Physiology: Stressed-out chromatin promotes longevity

Abstract

Two studies reveal that early-life malfunction in organelles called mitochondria brings about lasting changes in how DNA is packaged. These alterations have consequences for cellular stress responses and organismal longevity.

Figure 1. Coordinated responses to mitochondrial stress

Gene expression can be inhibited by the tight packaging of DNA as chromatin around histone proteins that are decorated with methyl groups at specific amino-acid residues.

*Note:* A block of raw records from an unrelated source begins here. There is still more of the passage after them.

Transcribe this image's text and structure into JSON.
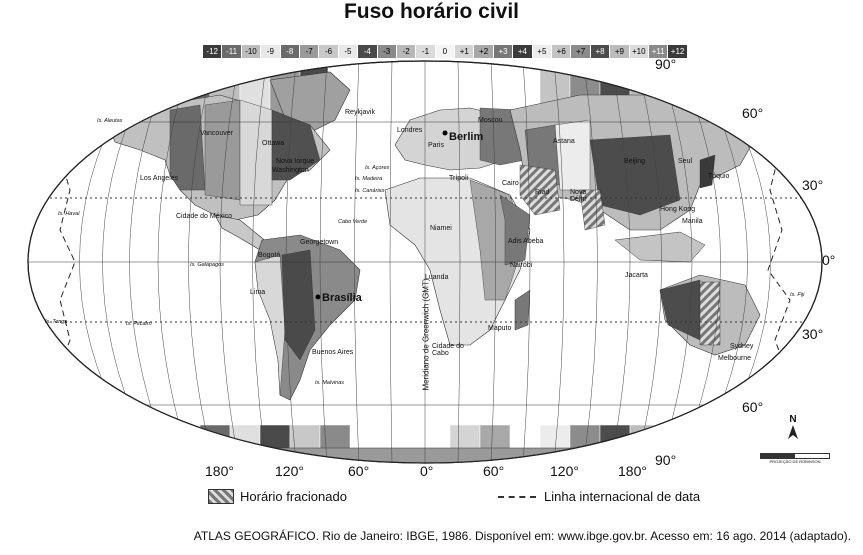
{
  "title": "Fuso horário civil",
  "scale": [
    {
      "label": "-12",
      "color": "#3a3a3a",
      "text": "#fff"
    },
    {
      "label": "-11",
      "color": "#6a6a6a",
      "text": "#fff"
    },
    {
      "label": "-10",
      "color": "#bdbdbd",
      "text": "#000"
    },
    {
      "label": "-9",
      "color": "#e8e8e8",
      "text": "#000"
    },
    {
      "label": "-8",
      "color": "#6a6a6a",
      "text": "#fff"
    },
    {
      "label": "-7",
      "color": "#9a9a9a",
      "text": "#000"
    },
    {
      "label": "-6",
      "color": "#c8c8c8",
      "text": "#000"
    },
    {
      "label": "-5",
      "color": "#e8e8e8",
      "text": "#000"
    },
    {
      "label": "-4",
      "color": "#4a4a4a",
      "text": "#fff"
    },
    {
      "label": "-3",
      "color": "#8a8a8a",
      "text": "#000"
    },
    {
      "label": "-2",
      "color": "#b8b8b8",
      "text": "#000"
    },
    {
      "label": "-1",
      "color": "#dadada",
      "text": "#000"
    },
    {
      "label": "0",
      "color": "#f4f4f4",
      "text": "#000"
    },
    {
      "label": "+1",
      "color": "#d4d4d4",
      "text": "#000"
    },
    {
      "label": "+2",
      "color": "#a8a8a8",
      "text": "#000"
    },
    {
      "label": "+3",
      "color": "#787878",
      "text": "#fff"
    },
    {
      "label": "+4",
      "color": "#3a3a3a",
      "text": "#fff"
    },
    {
      "label": "+5",
      "color": "#ececec",
      "text": "#000"
    },
    {
      "label": "+6",
      "color": "#c4c4c4",
      "text": "#000"
    },
    {
      "label": "+7",
      "color": "#8c8c8c",
      "text": "#000"
    },
    {
      "label": "+8",
      "color": "#4c4c4c",
      "text": "#fff"
    },
    {
      "label": "+9",
      "color": "#bcbcbc",
      "text": "#000"
    },
    {
      "label": "+10",
      "color": "#dcdcdc",
      "text": "#000"
    },
    {
      "label": "+11",
      "color": "#8a8a8a",
      "text": "#fff"
    },
    {
      "label": "+12",
      "color": "#3a3a3a",
      "text": "#fff"
    }
  ],
  "lat_labels": {
    "n90": "90°",
    "n60": "60°",
    "n30": "30°",
    "eq": "0°",
    "s30": "30°",
    "s60": "60°",
    "s90": "90°"
  },
  "lon_labels": {
    "w180": "180°",
    "w120": "120°",
    "w60": "60°",
    "zero": "0°",
    "e60": "60°",
    "e120": "120°",
    "e180": "180°"
  },
  "meridian_label": "Meridiano  de  Greenwich (GMT)",
  "cities": {
    "brasilia": "Brasília",
    "berlim": "Berlim",
    "reykjavik": "Reykjavik",
    "moscou": "Moscou",
    "londres": "Londres",
    "paris": "Paris",
    "ottawa": "Ottawa",
    "nova_iorque": "Nova Iorque",
    "washington": "Washington",
    "los_angeles": "Los Angeles",
    "vancouver": "Vancouver",
    "cidade_mexico": "Cidade do México",
    "georgetown": "Georgetown",
    "bogota": "Bogotá",
    "lima": "Lima",
    "buenos_aires": "Buenos Aires",
    "tripoli": "Trípoli",
    "cairo": "Cairo",
    "niamei": "Niamei",
    "adis_abeba": "Adis Abeba",
    "nairobi": "Nairóbi",
    "luanda": "Luanda",
    "maputo": "Maputo",
    "cidade_cabo": "Cidade do Cabo",
    "riad": "Riad",
    "astana": "Astana",
    "nova_delhi": "Nova Délhi",
    "beijing": "Beijing",
    "seul": "Seul",
    "toquio": "Tóquio",
    "hong_kong": "Hong Kong",
    "manila": "Manila",
    "jacarta": "Jacarta",
    "sydney": "Sydney",
    "melbourne": "Melbourne"
  },
  "islands": {
    "aleutas": "Is. Aleutas",
    "havai": "Is. Havaí",
    "galapagos": "Is. Galápagos",
    "tonga": "Is. Tonga",
    "pitcairn": "Is. Pitcairn",
    "malvinas": "Is. Malvinas",
    "acores": "Is. Açores",
    "madeira": "Is. Madeira",
    "canarias": "Is. Canárias",
    "cabo_verde": "Cabo Verde",
    "fiji": "Is. Fiji"
  },
  "legend": {
    "fractional": "Horário fracionado",
    "dateline": "Linha internacional de data"
  },
  "north": "N",
  "projection": "PROJEÇÃO DE ROBINSON",
  "citation": "ATLAS GEOGRÁFICO. Rio de Janeiro: IBGE, 1986. Disponível em: www.ibge.gov.br. Acesso em: 16 ago. 2014 (adaptado)."
}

Two such repressive modifications are dubbed H3K9me2 and H3K27me3. Two studies^, reveal that mitochondrial stress triggers the unpackaging and expression of genes involved in a stress response called the UPR^mt. Tian et al. find that movement of the protein LIN-65 from the cytoplasm to the nucleus triggers nuclear migration of the transcription factor DVE-1. The enzyme MET2 mediates the addition of H3K9me2 modifications to histones in the cytoplasm; these histones move to the nucleus, restricting the unpackaged regions where DVE-1 can bind to promote transcription. Merkwirth et al. show that JMJD-1.2 and JMJD-3.1 enzymes are upregulated in response to mitochondrial stress and remove methyl groups from H3K27me3 to form the transcription-promoting modification H3K27me1 in the vicinity of UPR^mt genes.